Catherine Ladousse, pré­si­dente du Cercle InterElles, a côtoyé la nou­velle ministre dans ce réseau de femmes d’entreprises de haute tech­no­lo­gie et au groupe Lenovo. L’ancienne direc­trice de la com­mu­ni­ca­tion appelle à ne pas s’arrêter sur « des petites phrases ». « Élisabeth Moreno a évo­lué comme moi dans un milieu très mas­cu­lin, et où mal­heu­reu­se­ment des déra­pages existent. Cela ne nous empêche pas d’être vigi­lantes. Laissons-​lui la pos­si­bi­li­té d’exercer et jugeons-​la à l’œuvre », défend-​elle.
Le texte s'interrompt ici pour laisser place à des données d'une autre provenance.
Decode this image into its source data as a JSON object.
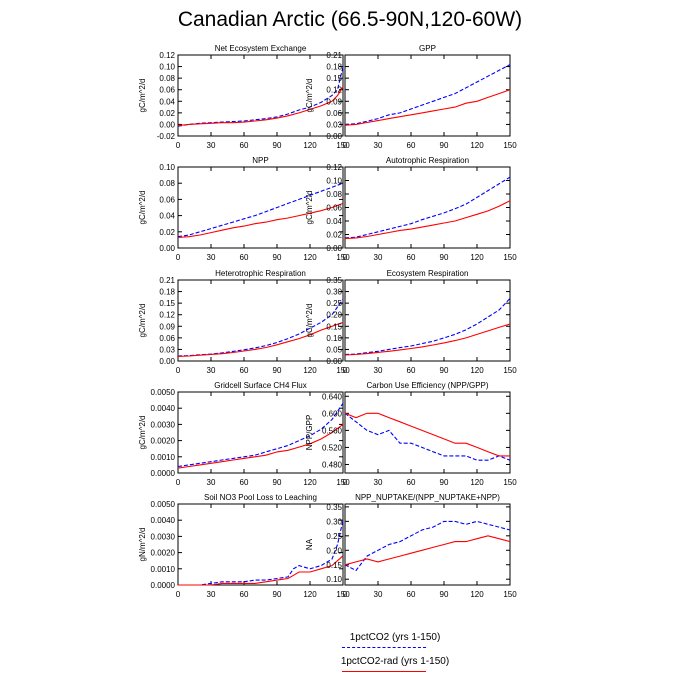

Elle ajoute tou­te­fois que l’inquiétude demeure à s’assurer que « la ques­tion des droits des femmes reste bien la prio­ri­té et la grande cause du quin­quen­nat comme annon­cé par le pré­sident Macron ».

Toujours pas de minis­tère de plein exercice

Enfin, les fémi­nistes n’oublient pas une autre pro­messe de cam­pagne du pré­sident Macron d’un minis­tère plein pour l’Égalité. « On est pas­sé certes d’un secré­ta­riat d’État à un minis­tère délé­gué, mais ce n’est pas encore un minis­tère de plein exer­cice », rap­pelle Maxime Ruszniewski. 

Que pen­ser éga­le­ment de ce minis­tère délé­gué à l’Égalité femmes-​hommes, à la Diversité et à l’Égalité des chances ? Un por­te­feuille fourre-​tout ? « Tout est une ques­tion de moyens », selon Raphaëlle Rémy-​Leleu, qui défend « une poli­tique fémi­niste trans­mi­nis­té­rielle avec, par exemple, l’Intérieur, la Justice et la Santé ». Maxime Ruszniewski, lui, voit bien des liens entre les dif­fé­rentes formes de dis­cri­mi­na­tions, notam­ment les inéga­li­tés de genres et l’homophobie. Mais il recon­naît la dif­fi­cul­té de trai­ter toutes ces dis­cri­mi­na­tions dans un seul minis­tère sachant qu’elles ont des res­sorts dif­fé­rents. Selon l’ancien conseiller, « l’ampleur des inéga­li­tés dans ce pays est telle qu’on pour­rait ima­gi­ner plu­sieurs minis­tères dédiés comme pour l’agriculture qui dis­pose de plu­sieurs sous-ministères. »

Pour Laura Jovignot, l’urgence est ailleurs : « Il fau­drait qu’Élisabeth Moreno nous écoute et qu’elle prenne posi­tion contre la nomi­na­tion de Darmanin et de Dupond-​Moretti. Ce serait un pre­mier geste fort. » « C'est impos­sible », selon Raphaëlle Rémy-​Leleu, qui appelle « à ne pas mettre sur le dos de la ministre la res­pon­sa­bi­li­té d’un choix poli­tique qui ne lui revient pas ».

À en croire le pro­fil LinkedIn d’Élisabeth Moreno : « Il faut tou­jours viser la Lune, car même en cas d’échec, on atter­rit dans les étoiles » (Oscar Wilde). Presque comme Amel Bent. Pourvu que cette ambi­tion se véri­fie aus­si en poli­tique… Au nom des droits des femmes.